The fog of war

  • Published
  • By Capt. Ryan J. Harris
  • 52 OSS/OSW
Fog is certainly not the most glamorous of weather topics. Unlike the media-drenched coverage of natural disasters like hurricanes crashing against our coastlines, tornadic outbreaks ravaging the Great Plains, or massive winter storms dumping snow and ice, this type of "extreme" weather will often go unreported. Bring up fog to those involved in military operations, and they'll be the first to cringe and tell you it's a phenomenon that deserves just as much attention.

Carl von Clausewitz, in his classic philosophical work On War, described the "fog of war" as those intangible things that obscure clear thought processes and limit a commander's handling of the battlefield. Who better to make this analogy in the 1800's than Clausewitz, living in a part of Germany some consider the fog capital of the world. Military commanders in nearly all theaters of the globe often deal with the tangible type of fog that hinders their operational timelines. Fighter squadrons at Spangdahlem Air Base in Germany, set deep in the fog-prone Eifel Region of southwestern Germany, know full-well the impacts of this beast and plan for a 15-30 percent sortie attrition rate due to imminent fog and low clouds during the fall, winter and early spring months.
"We have a limited number of Operational and Maintenance days that we can fly here in central Europe," states Lt Col. Daniel "Digger" Hawkins, Director of Operations for the 81st Fighter Squadron. He says that with additional predetermined obstacles like "flying hour restrictions, the fixed number of pilots, jets, and turn times between sorties...any attrition negatively affects our flying training, as it is nearly impossible to add sorties in to make up for the losses."

Historically, fog has been a significant player in deciding the fate or timing of battles. In the days leading up to the historic D-Day Invasion, Army Air Corps, Naval, and British weather forecasters wrangled with the timing of when the fog and low clouds, among other weather thresholds, would begin to clear off in order for pre-invasion bombing missions to see their coastal targets. Pilots and artillery units during the bitter cold winter of 1944-45 continued to cope with target obscuration due to foggy conditions as they marched toward Germany. The most successful fog forecasts these days still include using rudimentary, yet accurate World War II era processes like Rules of Thumb, Forecast Reference Notebooks, and good ol' Conditional Climatology Tables. Forecasting fog has improved somewhat since those days, thanks mostly to vast technological advances in numerical modeling, but it still remains quite a challenge.
Four straight days of fog with one-half mile visibility or less at Spangdahlem earlier this year stopped all flying operations, including airlift missions supporting the Global War on Terror. Hundreds of fighter sorties were cancelled, and all in-bound Air Mobility Command aircraft were forced to divert to other locations. If mission-halting fog were to set in with sorties already airborne, Spangdahlem's A-10 and F-16 squadrons plan to spend anywhere from $1,000-3,000 per diverted aircraft and much more if nearby Ramstein AB is unavailable. Additionally, almost half of all of AMC's annual delays attributable to weather - globally, can be blamed on poor take-off and landing conditions, including thick fog.

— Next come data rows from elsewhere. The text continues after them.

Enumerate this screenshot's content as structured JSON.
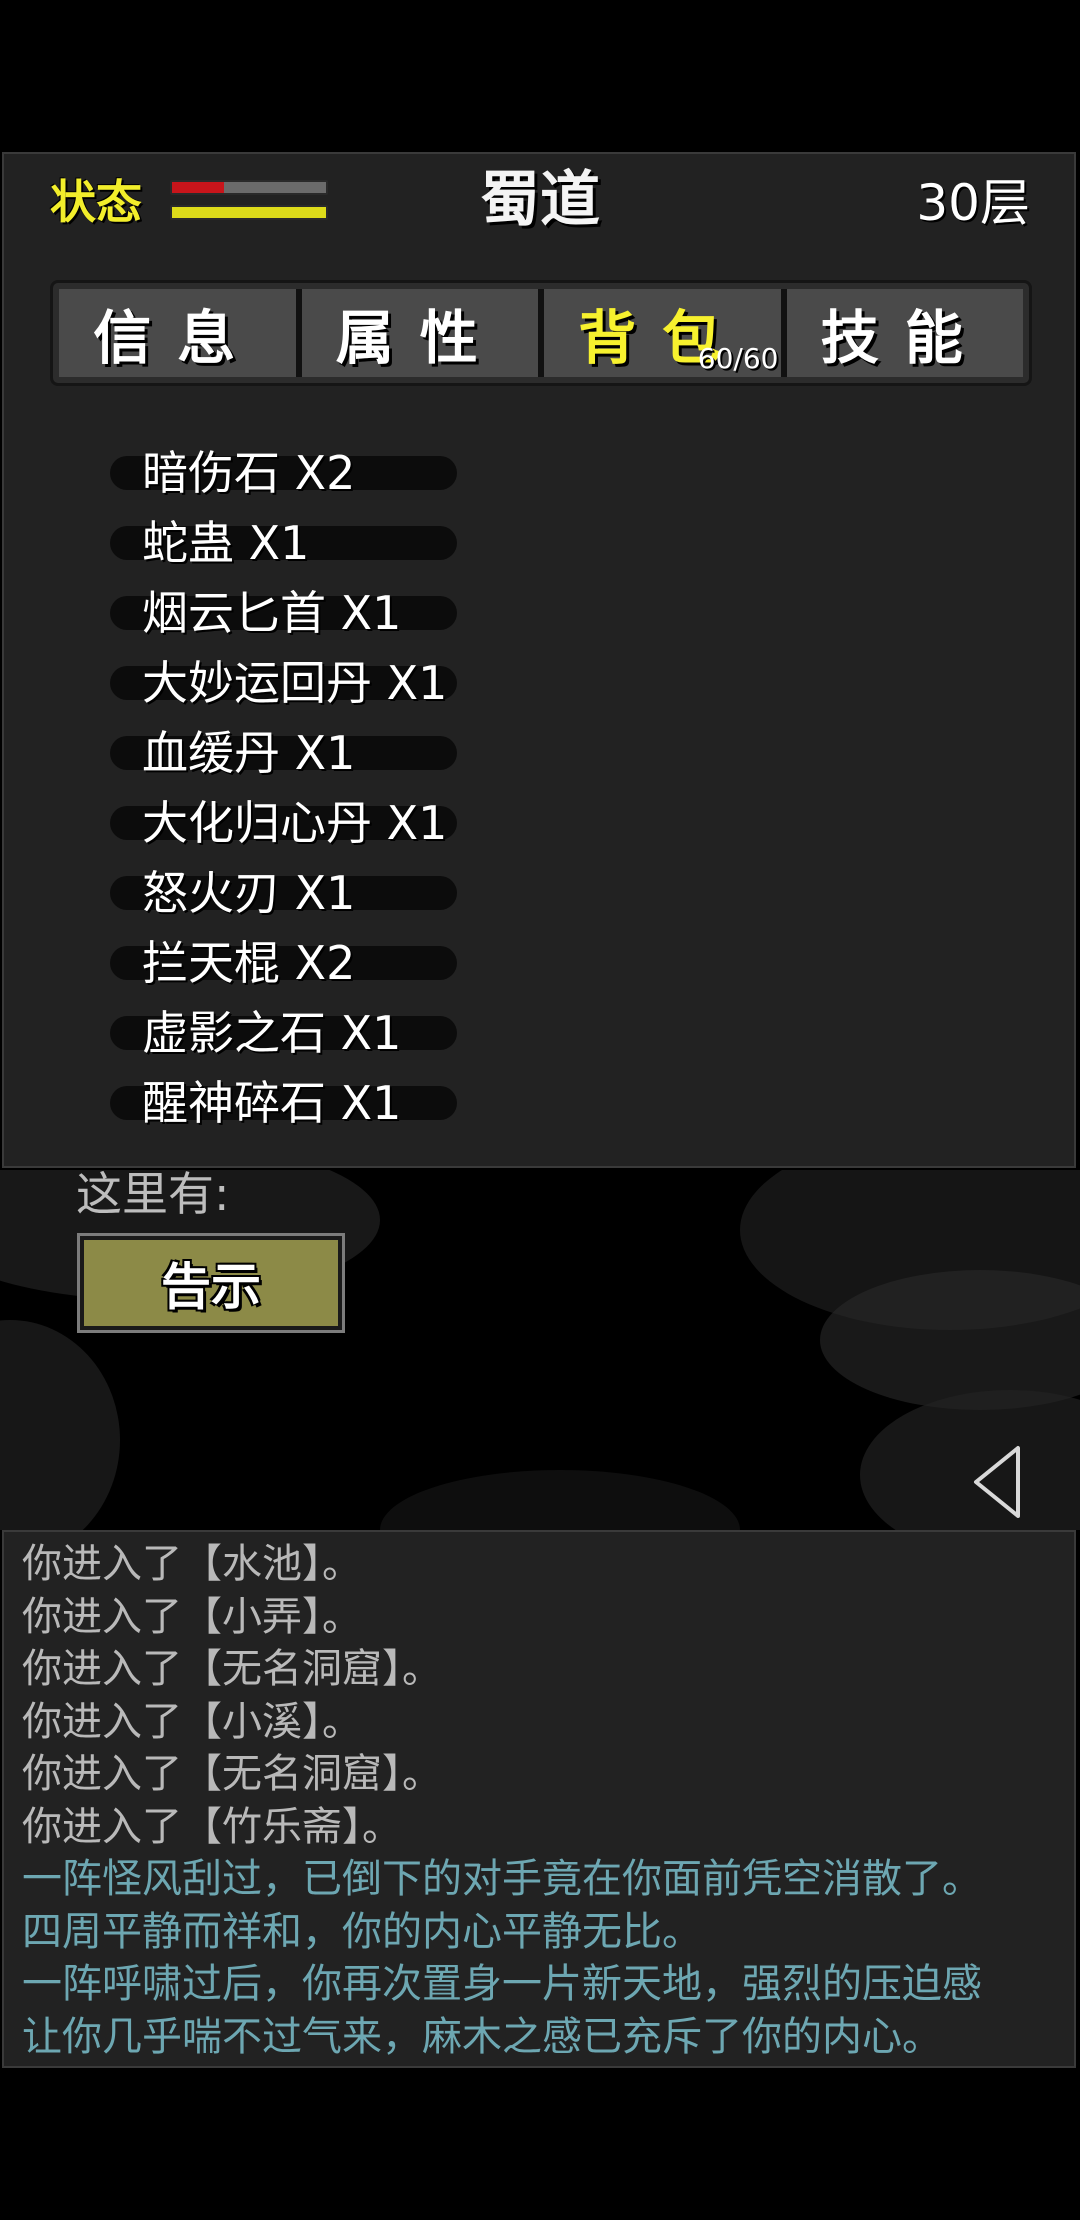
{
  "header": {
    "status_label": "状态",
    "hp_fraction": 0.34,
    "mp_fraction": 1.0,
    "hp_color": "#c8151b",
    "mp_color": "#dedc1a",
    "location": "蜀道",
    "floor": "30层"
  },
  "tabs": [
    {
      "label": "信息"
    },
    {
      "label": "属性"
    },
    {
      "label": "背包",
      "count": "60/60"
    },
    {
      "label": "技能"
    }
  ],
  "active_tab": 2,
  "inventory": [
    "暗伤石 X2",
    "蛇蛊 X1",
    "烟云匕首 X1",
    "大妙运回丹 X1",
    "血缓丹 X1",
    "大化归心丹 X1",
    "怒火刃 X1",
    "拦天棍 X2",
    "虚影之石 X1",
    "醒神碎石 X1"
  ],
  "scene": {
    "here_label": "这里有:",
    "notice_button": "告示",
    "back_icon": "left-triangle-icon"
  },
  "log": [
    {
      "text": "你进入了【水池】。",
      "kind": "system"
    },
    {
      "text": "你进入了【小弄】。",
      "kind": "system"
    },
    {
      "text": "你进入了【无名洞窟】。",
      "kind": "system"
    },
    {
      "text": "你进入了【小溪】。",
      "kind": "system"
    },
    {
      "text": "你进入了【无名洞窟】。",
      "kind": "system"
    },
    {
      "text": "你进入了【竹乐斋】。",
      "kind": "system"
    },
    {
      "text": "一阵怪风刮过，已倒下的对手竟在你面前凭空消散了。",
      "kind": "event"
    },
    {
      "text": "四周平静而祥和，你的内心平静无比。",
      "kind": "event"
    },
    {
      "text": "一阵呼啸过后，你再次置身一片新天地，强烈的压迫感",
      "kind": "event"
    },
    {
      "text": "让你几乎喘不过气来，麻木之感已充斥了你的内心。",
      "kind": "event"
    }
  ]
}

In the 1960's, Major Thomas A. Studer claimed, "Reduced visibility in airfield-approach zones and over tactical battle areas interferes far more with Air Force operations than does turbulence, hail, or other commonly recognized hazards to flight; and reduced visibility outranks winds and high seas as a hindrance to naval operations." Forecasting fog is a serious business, monetarily and, more importantly, in the light of keeping our fellow comrades in arms safe in such adverse conditions.

So, break out those Conditional Climatology tables and brush up on local Forecast Reference Notebooks...'tis the season yet again for weather forecasters' war on the beast known as fog.